When Jordan found out that Lewinsky had been subpoenaed, the lawyer who knows of his account said, he confronted the president and continued his efforts to help Lewinsky only after Clinton assured him in a White House meeting that he had "never, no way" had a sexual relationship with her.

The lawyer said that even though Jordan had not been told Lewinsky had been called as a witness, Jordan had been aware that the president considered his help important.

While potentially harmful to the president, the account appears to afford Jordan some legal protection. If he was acting on assurances that Lewinsky and Clinton did not have a sexual relationship, it will be harder to prove he tried to improperly influence her testimony.

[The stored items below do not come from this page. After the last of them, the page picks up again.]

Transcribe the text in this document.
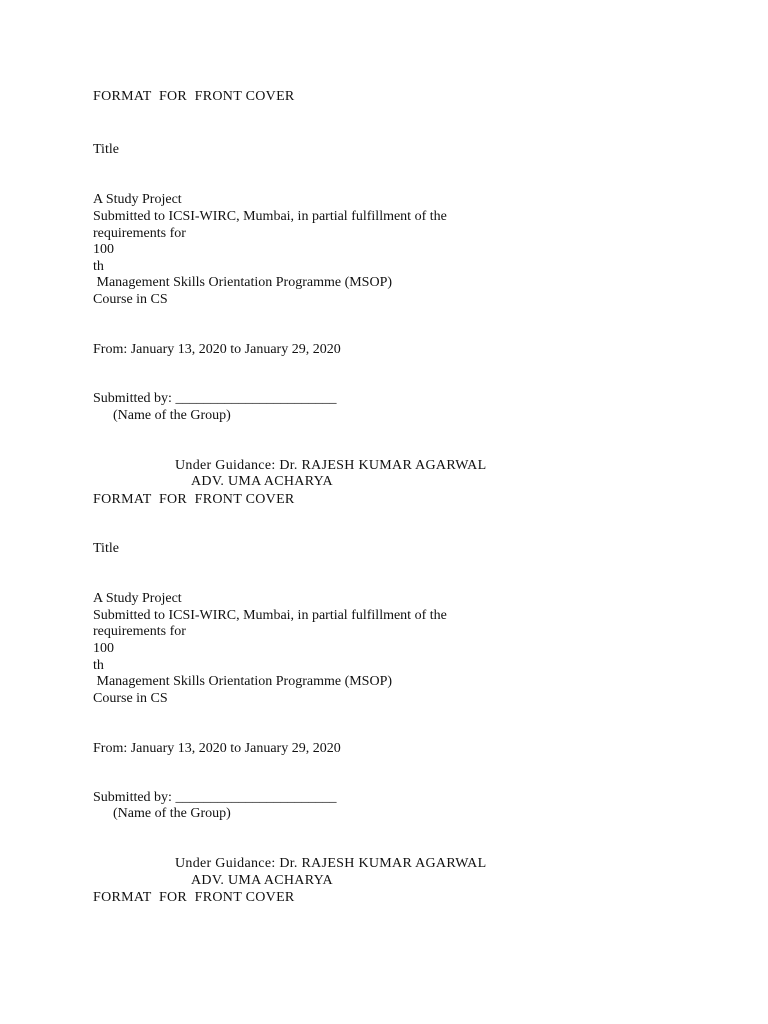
FORMAT  FOR  FRONT COVER
Title
A Study Project
Submitted to ICSI-WIRC, Mumbai, in partial fulfillment of the
requirements for
100
th
Management Skills Orientation Programme (MSOP)
Course in CS
From: January 13, 2020 to January 29, 2020
Submitted by: _______________________
(Name of the Group)
Under Guidance: Dr. RAJESH KUMAR AGARWAL
ADV. UMA ACHARYA
FORMAT  FOR  FRONT COVER
Title
A Study Project
Submitted to ICSI-WIRC, Mumbai, in partial fulfillment of the
requirements for
100
th
Management Skills Orientation Programme (MSOP)
Course in CS
From: January 13, 2020 to January 29, 2020
Submitted by: _______________________
(Name of the Group)
Under Guidance: Dr. RAJESH KUMAR AGARWAL
ADV. UMA ACHARYA
FORMAT  FOR  FRONT COVER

The White House declined to comment on Clinton's discussions with Jordan. The president's private attorney, David Kendall, did not return telephone calls.

Clinton has repeatedly denied having been sexually involved with Lewinsky, and he has maintained that he never encouraged anyone to lie. But he has not addressed the question of whether he asked Jordan to help her or what he knew about the assistance she received.

Jordan, in his only public statement on the matter, said at a January news conference that he had helped Lewinsky as a matter of routine generosity after she had been "referred" to him by Betty Currie, the president's confidential secretary.

Jordan also said that Lewinsky had told him there was no sexual relationship, and he said that he had never encouraged her to lie. Jordan said he helped Lewinsky arrange interviews with two companies where he was a director, American Express and Revlon.

Kenneth Starr, the Whitewater independent counsel, is investigating whether Clinton or anyone else urged Lewinsky to lie in a sworn statement about her relationship with the president. He is also looking into whether Jordan or others helped find her a job in New York as part of an effort to buy her silence.

Jordan has told friends and associates that he remains loyal to the president. But that loyalty may be undergoing its severest test.

One friend, repeating Jordan's complaints that he was not informed that Lewinsky might be a witness, quoted him as saying: "I know what loyalty is, and I'm not a fool."

Jordan's account differs in some respects from that of Lewinsky, which has been described by lawyers familiar with her version. Her lawyers have told Starr that she is prepared to testify that she told Jordan she had a sexual relationship with the president.

But Lewinsky's account to prosecutors, according to the lawyers, is consistent with Jordan's version of events in this respect: She says he never encouraged her to lie.

By all accounts, in early December, Lewinsky and Jordan talked about jobs. She was leaving her job in the public affairs office of the Pentagon and wanted to work in the private sector in New York City, where her mother lived.